Rumah Sakit Siaga Penuh

Sebagai langkah awal penanganan, Gubernur menginstruksikan seluruh fasilitas kesehatan meningkatkan status kesiapsiagaan menghadapi kemungkinan bertambahnya korban maupun kebutuhan layanan kesehatan pascagempa.

Tenaga medis telah dikerahkan ke sejumlah titik terdampak untuk memberikan pelayanan kesehatan darurat bagi warga yang mengalami luka maupun membutuhkan penanganan medis.

Selain itu, rumah sakit diminta menyiapkan tenda pelayanan darurat di area terbuka sebagai langkah antisipasi apabila terjadi gempa susulan yang berpotensi membahayakan keselamatan pasien dan tenaga kesehatan.

“Rumah sakit harus siap memberikan pelayanan maksimal. Keselamatan pasien dan tenaga medis juga harus menjadi perhatian utama dengan menyiapkan layanan darurat di ruang terbuka,” ujar Anwar.

Siapkan Lokasi Pengungsian

Pemerintah Provinsi Sulawesi Tengah juga menginstruksikan BPBD dan instansi terkait untuk segera menyiapkan lokasi pengungsian yang aman bagi warga yang membutuhkan tempat berlindung sementara.

Kebutuhan dasar seperti logistik, layanan kesehatan, air bersih, hingga perlindungan bagi kelompok rentan menjadi prioritas selama masa tanggap darurat.

Di saat yang sama, tim teknis pemerintah mulai melakukan pemeriksaan terhadap bangunan yang mengalami kerusakan maupun yang berpotensi terdampak akibat gempa.

Asesmen dilakukan untuk memastikan tingkat keamanan bangunan sebelum kembali digunakan oleh masyarakat.

Pendataan Terus Berlangsung

Hingga berita ini diturunkan, BPBD Sulawesi Tengah masih melakukan pendataan dan asesmen lapangan untuk mengetahui dampak gempa secara menyeluruh, termasuk kemungkinan kerusakan infrastruktur dan jumlah warga terdampak.

Pemerintah daerah juga terus berkoordinasi dengan BMKG, pemerintah kabupaten/kota, TNI, Polri, tenaga kesehatan, serta berbagai unsur terkait guna memastikan penanganan berjalan cepat dan terpadu.

Anwar Hafid mengimbau masyarakat tetap tenang dan tidak mudah terpengaruh informasi yang belum terverifikasi.

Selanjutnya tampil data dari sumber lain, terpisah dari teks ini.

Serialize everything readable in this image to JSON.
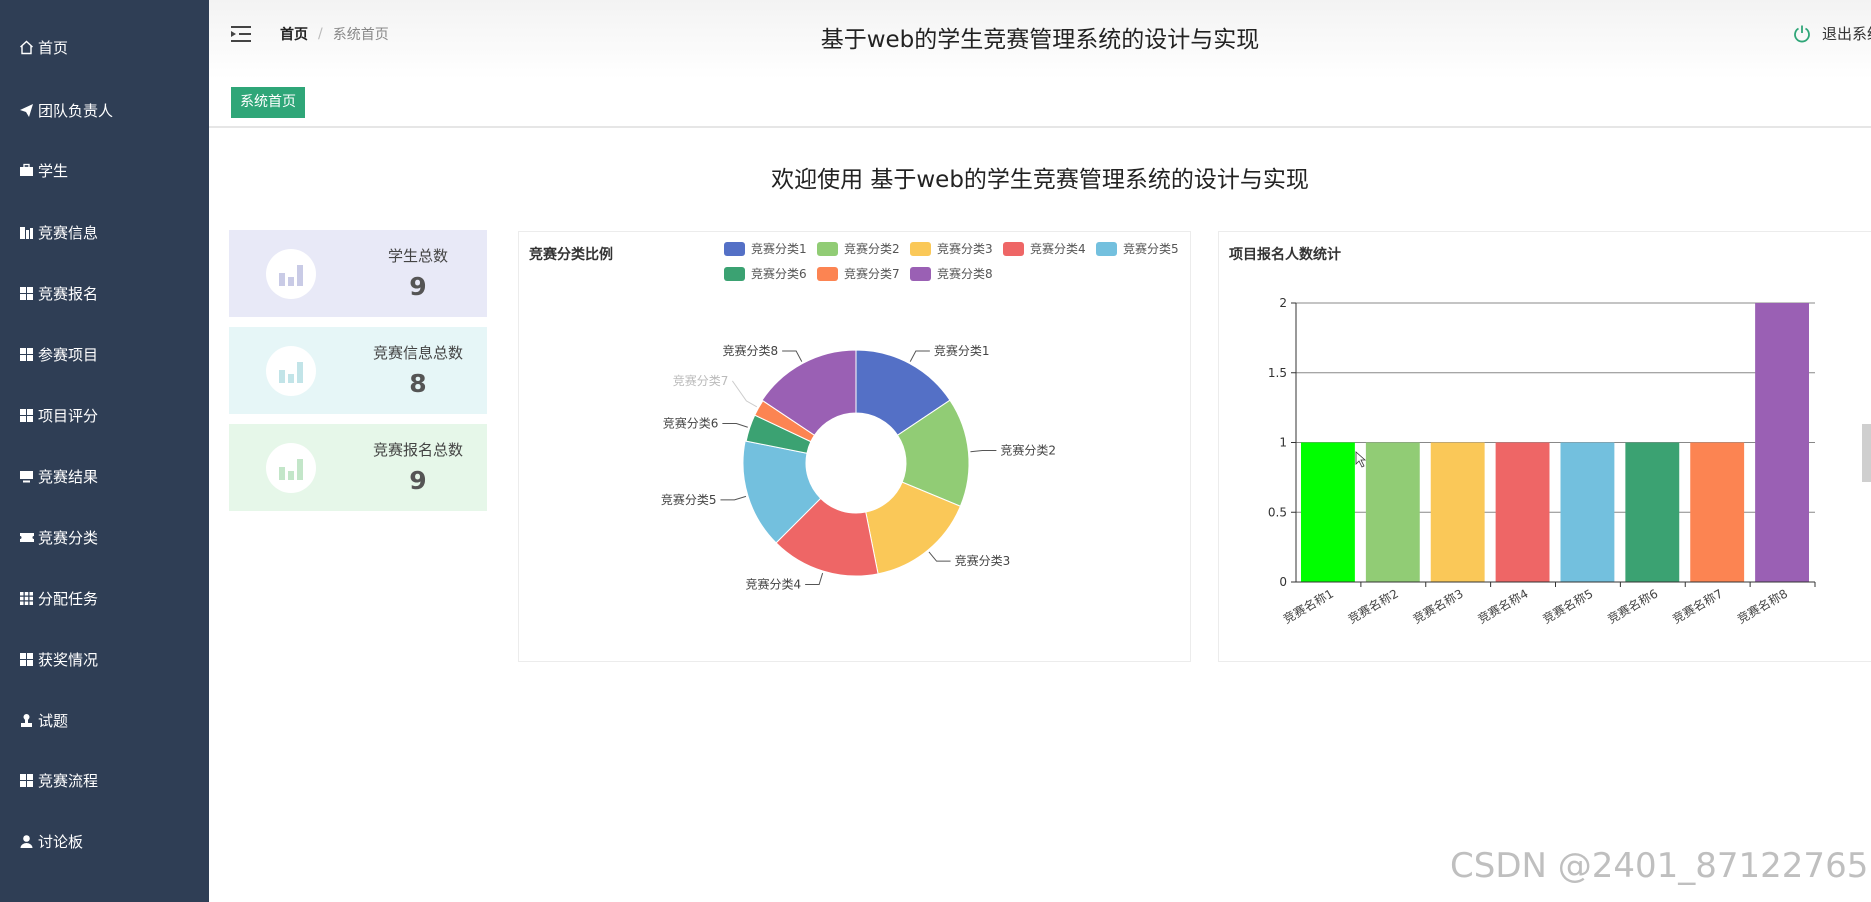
{
  "sidebar": {
    "items": [
      {
        "label": "首页",
        "icon": "home-icon"
      },
      {
        "label": "团队负责人",
        "icon": "paper-plane-icon"
      },
      {
        "label": "学生",
        "icon": "briefcase-icon"
      },
      {
        "label": "竞赛信息",
        "icon": "building-icon"
      },
      {
        "label": "竞赛报名",
        "icon": "grid-icon"
      },
      {
        "label": "参赛项目",
        "icon": "grid-icon"
      },
      {
        "label": "项目评分",
        "icon": "grid-icon"
      },
      {
        "label": "竞赛结果",
        "icon": "monitor-icon"
      },
      {
        "label": "竞赛分类",
        "icon": "ticket-icon"
      },
      {
        "label": "分配任务",
        "icon": "apps-icon"
      },
      {
        "label": "获奖情况",
        "icon": "grid-icon"
      },
      {
        "label": "试题",
        "icon": "stamp-icon"
      },
      {
        "label": "竞赛流程",
        "icon": "grid-icon"
      },
      {
        "label": "讨论板",
        "icon": "user-icon"
      }
    ]
  },
  "header": {
    "breadcrumb": {
      "home": "首页",
      "separator": "/",
      "current": "系统首页"
    },
    "title": "基于web的学生竞赛管理系统的设计与实现",
    "logout_label": "退出系统"
  },
  "tabs": {
    "active": "系统首页"
  },
  "welcome": "欢迎使用 基于web的学生竞赛管理系统的设计与实现",
  "stats": [
    {
      "label": "学生总数",
      "value": "9",
      "bg": "#e8e9f7",
      "icon_color": "#c9cbe6"
    },
    {
      "label": "竞赛信息总数",
      "value": "8",
      "bg": "#e6f6f7",
      "icon_color": "#c2e4e8"
    },
    {
      "label": "竞赛报名总数",
      "value": "9",
      "bg": "#e6f7e9",
      "icon_color": "#c3e6c9"
    }
  ],
  "pie_panel": {
    "title": "竞赛分类比例"
  },
  "bar_panel": {
    "title": "项目报名人数统计"
  },
  "chart_data": [
    {
      "type": "pie",
      "title": "竞赛分类比例",
      "categories": [
        "竞赛分类1",
        "竞赛分类2",
        "竞赛分类3",
        "竞赛分类4",
        "竞赛分类5",
        "竞赛分类6",
        "竞赛分类7",
        "竞赛分类8"
      ],
      "values": [
        1,
        1,
        1,
        1,
        1,
        0.25,
        0.15,
        1
      ],
      "colors": [
        "#5470c6",
        "#91cc75",
        "#fac858",
        "#ee6666",
        "#73c0de",
        "#3ba272",
        "#fc8452",
        "#9a60b4"
      ],
      "legend_position": "top-right",
      "donut": true
    },
    {
      "type": "bar",
      "title": "项目报名人数统计",
      "categories": [
        "竞赛名称1",
        "竞赛名称2",
        "竞赛名称3",
        "竞赛名称4",
        "竞赛名称5",
        "竞赛名称6",
        "竞赛名称7",
        "竞赛名称8"
      ],
      "values": [
        1,
        1,
        1,
        1,
        1,
        1,
        1,
        2
      ],
      "colors": [
        "#00ff00",
        "#91cc75",
        "#fac858",
        "#ee6666",
        "#73c0de",
        "#3ba272",
        "#fc8452",
        "#9a60b4"
      ],
      "ylim": [
        0,
        2
      ],
      "yticks": [
        "0",
        "0.5",
        "1",
        "1.5",
        "2"
      ],
      "grid": true
    }
  ],
  "watermark": "CSDN @2401_87122765"
}
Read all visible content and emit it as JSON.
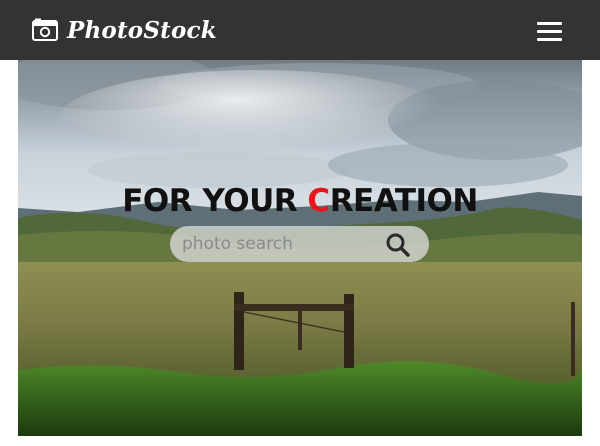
{
  "navbar": {
    "brand_name": "PhotoStock",
    "brand_icon": "camera-icon",
    "menu_icon": "hamburger-menu-icon"
  },
  "hero": {
    "headline_prefix": "FOR YOUR ",
    "headline_accent": "C",
    "headline_suffix": "REATION",
    "search": {
      "placeholder": "photo search",
      "value": "",
      "icon": "search-icon"
    }
  },
  "colors": {
    "navbar_bg": "#333333",
    "accent": "#e8141e",
    "headline_text": "#111111"
  }
}
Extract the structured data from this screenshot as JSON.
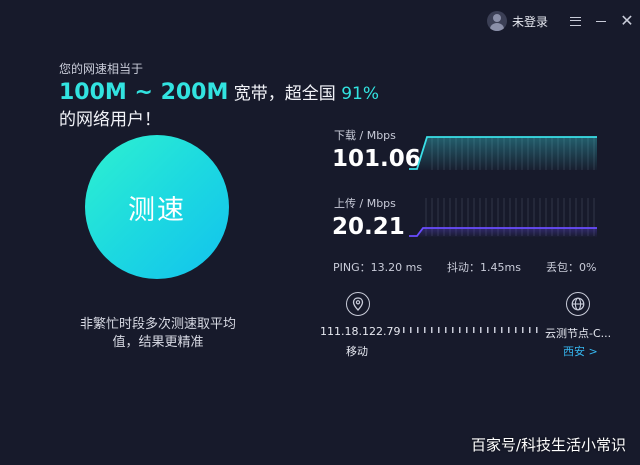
{
  "header": {
    "login_label": "未登录",
    "menu_icon": "menu-icon",
    "minimize_icon": "minimize-icon",
    "close_icon": "close-icon"
  },
  "result": {
    "equiv_label": "您的网速相当于",
    "bandwidth": "100M ~ 200M",
    "text_broadband": " 宽带，超全国 ",
    "percent": "91%",
    "text_tail": " 的网络用户！"
  },
  "test_button": {
    "label": "测速"
  },
  "tip": "非繁忙时段多次测速取平均值，结果更精准",
  "download": {
    "label": "下载 / Mbps",
    "value": "101.06",
    "color": "#3ae0e8"
  },
  "upload": {
    "label": "上传 / Mbps",
    "value": "20.21",
    "color": "#6a4cff"
  },
  "stats": {
    "ping": "PING：13.20 ms",
    "jitter": "抖动：1.45ms",
    "loss": "丢包：0%"
  },
  "client": {
    "ip": "111.18.122.79",
    "isp": "移动",
    "icon": "location-pin-icon"
  },
  "server": {
    "name": "云测节点-C...",
    "city": "西安 >",
    "icon": "globe-icon"
  },
  "watermark": "百家号/科技生活小常识"
}
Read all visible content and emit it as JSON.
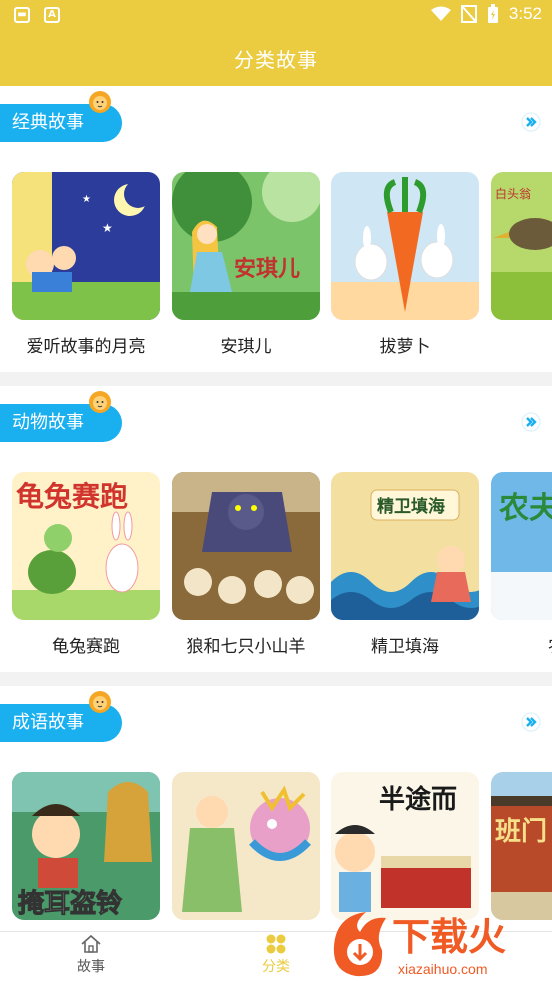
{
  "status_bar": {
    "time": "3:52"
  },
  "header": {
    "title": "分类故事"
  },
  "sections": [
    {
      "title": "经典故事",
      "items": [
        {
          "label": "爱听故事的月亮",
          "overlay": ""
        },
        {
          "label": "安琪儿",
          "overlay": "安琪儿"
        },
        {
          "label": "拔萝卜",
          "overlay": ""
        },
        {
          "label": "白",
          "overlay": "白头翁"
        }
      ]
    },
    {
      "title": "动物故事",
      "items": [
        {
          "label": "龟兔赛跑",
          "overlay": "龟兔赛跑"
        },
        {
          "label": "狼和七只小山羊",
          "overlay": ""
        },
        {
          "label": "精卫填海",
          "overlay": "精卫填海"
        },
        {
          "label": "农夫",
          "overlay": "农夫"
        }
      ]
    },
    {
      "title": "成语故事",
      "items": [
        {
          "label": "",
          "overlay": "掩耳盗铃"
        },
        {
          "label": "",
          "overlay": ""
        },
        {
          "label": "",
          "overlay": "半途而"
        },
        {
          "label": "",
          "overlay": "班门"
        }
      ]
    }
  ],
  "tabbar": {
    "tabs": [
      {
        "label": "故事"
      },
      {
        "label": "分类"
      }
    ],
    "active_color": "#ebcb3f",
    "inactive_color": "#555555"
  },
  "watermark": {
    "brand": "下载火",
    "url": "xiazaihuo.com"
  },
  "colors": {
    "header": "#ebcb3f",
    "section_pill": "#1ab0f0",
    "watermark": "#f05a24"
  }
}
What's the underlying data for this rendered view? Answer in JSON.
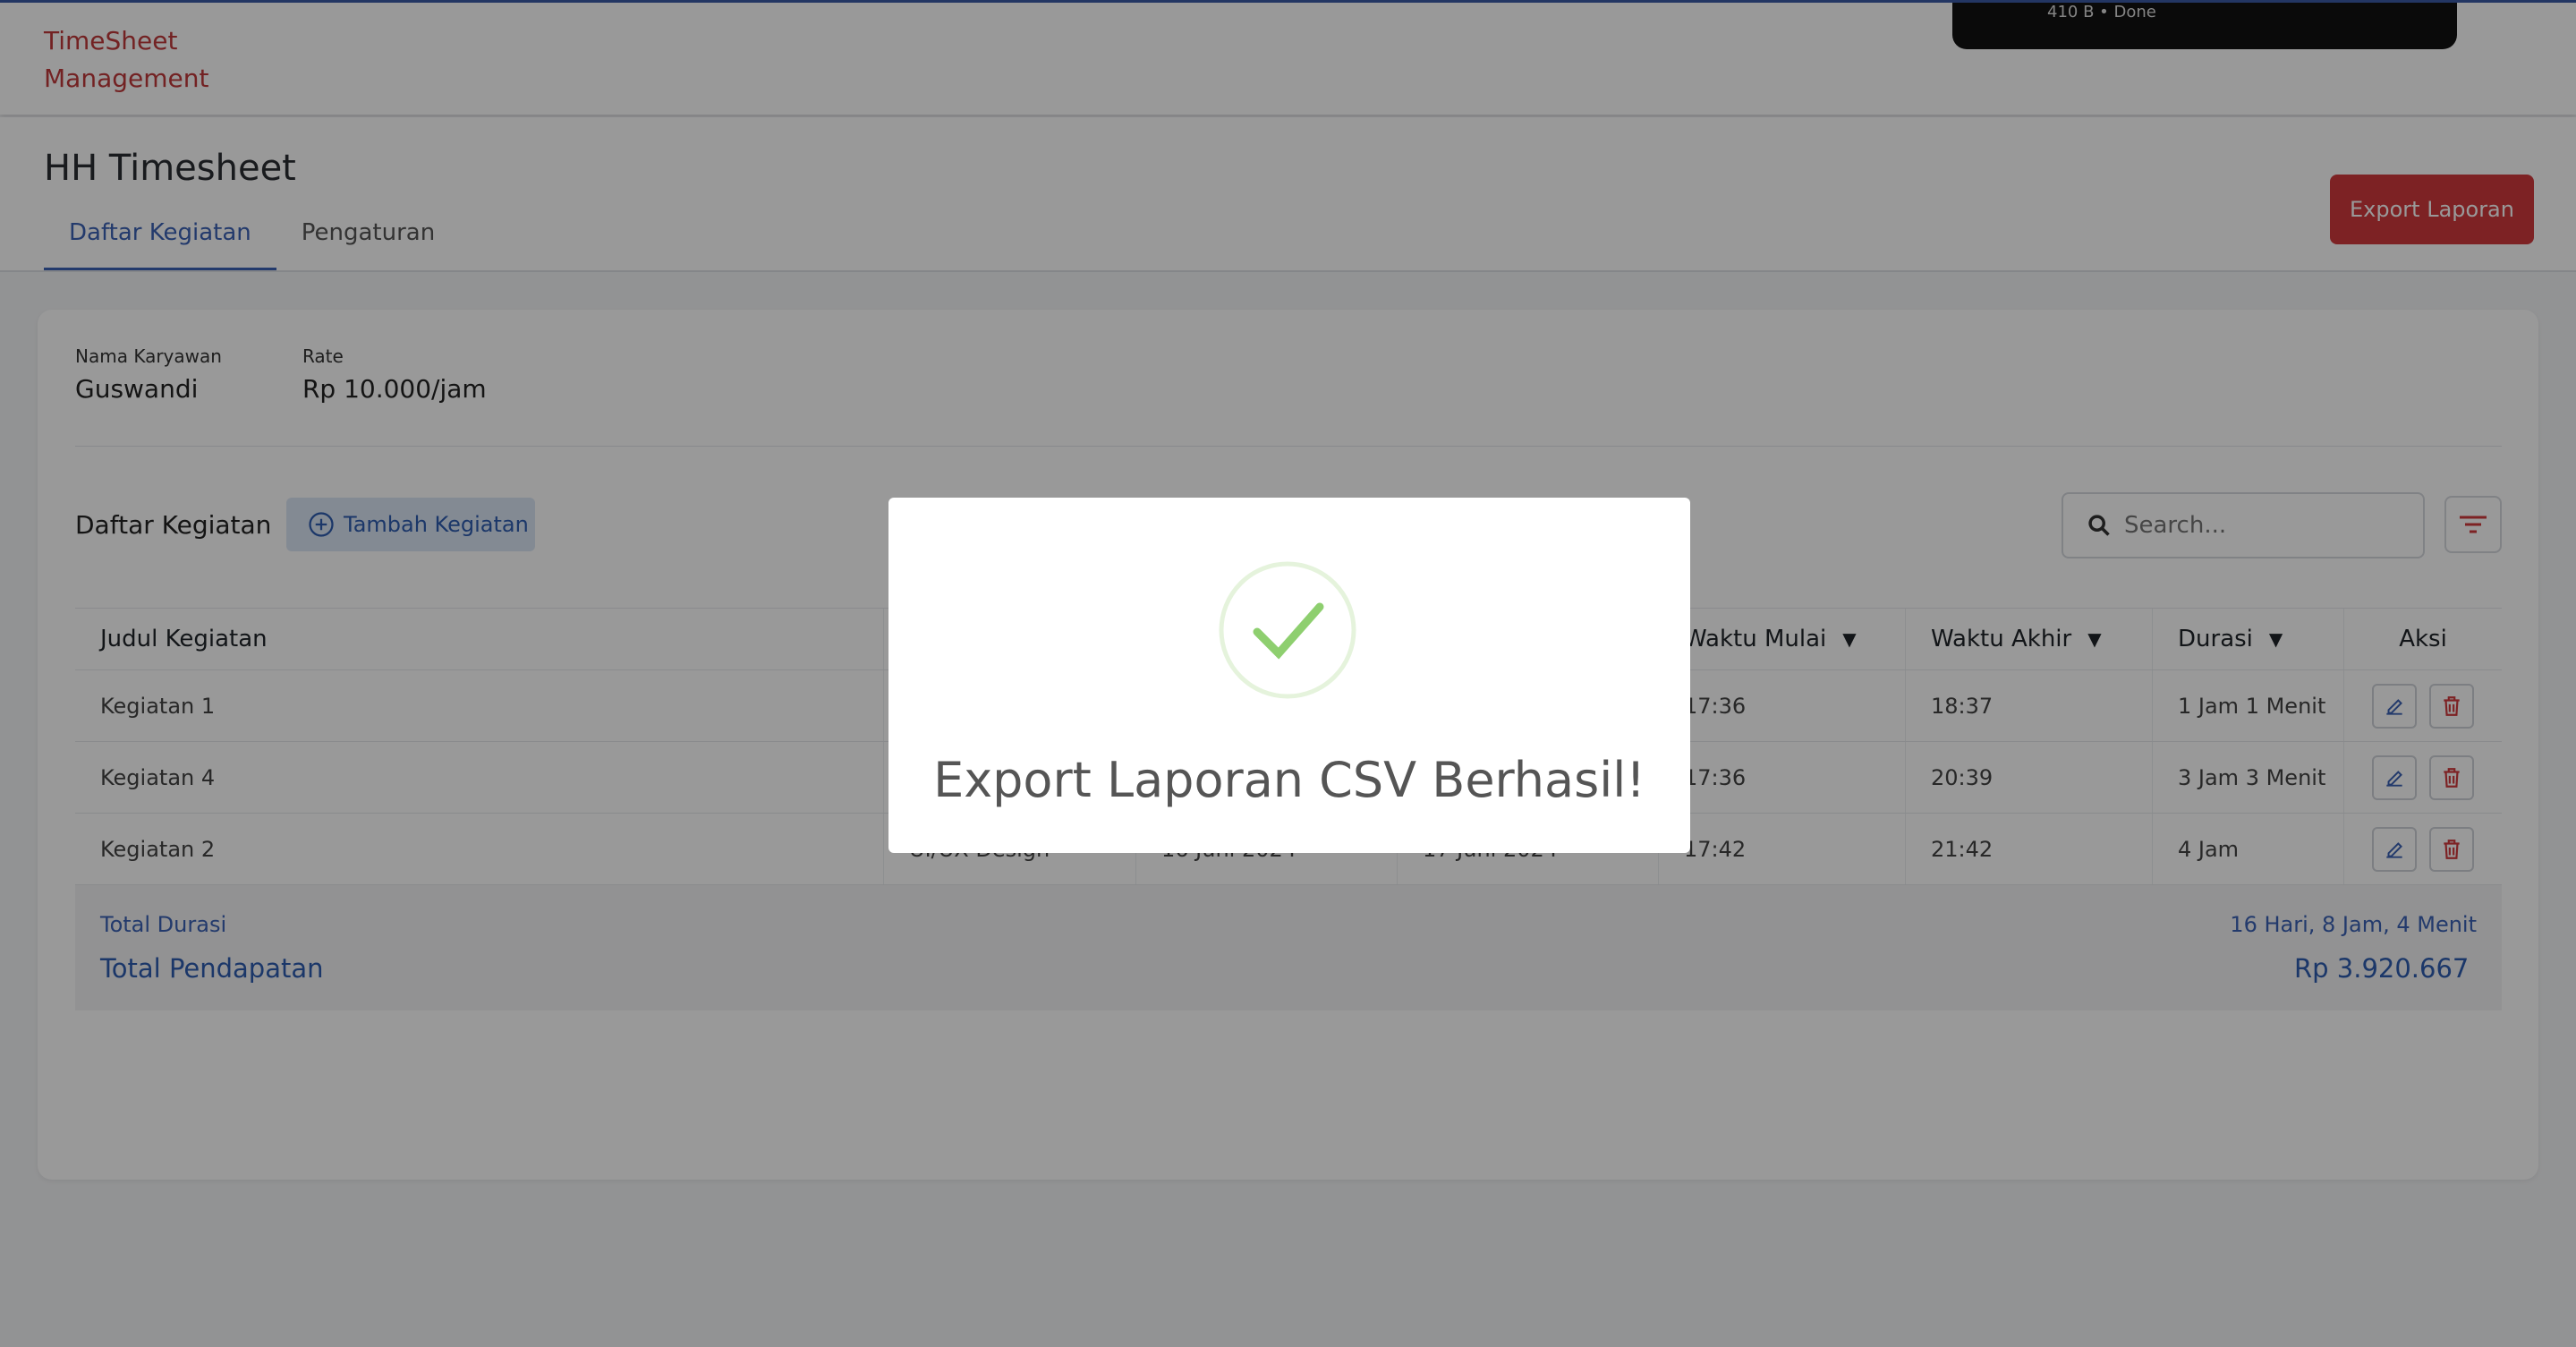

Warga diminta hanya mengikuti informasi resmi dari BMKG dan pemerintah.

“Saya mengajak seluruh masyarakat tetap tenang, waspada terhadap kemungkinan gempa susulan, menghindari bangunan yang mengalami kerusakan, dan segera melaporkan kondisi darurat kepada petugas terdekat,” katanya.

Pemerintah Provinsi Sulawesi Tengah memastikan akan terus memantau perkembangan situasi dan menyampaikan informasi resmi secara berkala kepada masyarakat seiring proses penanganan darurat yang masih berlangsung.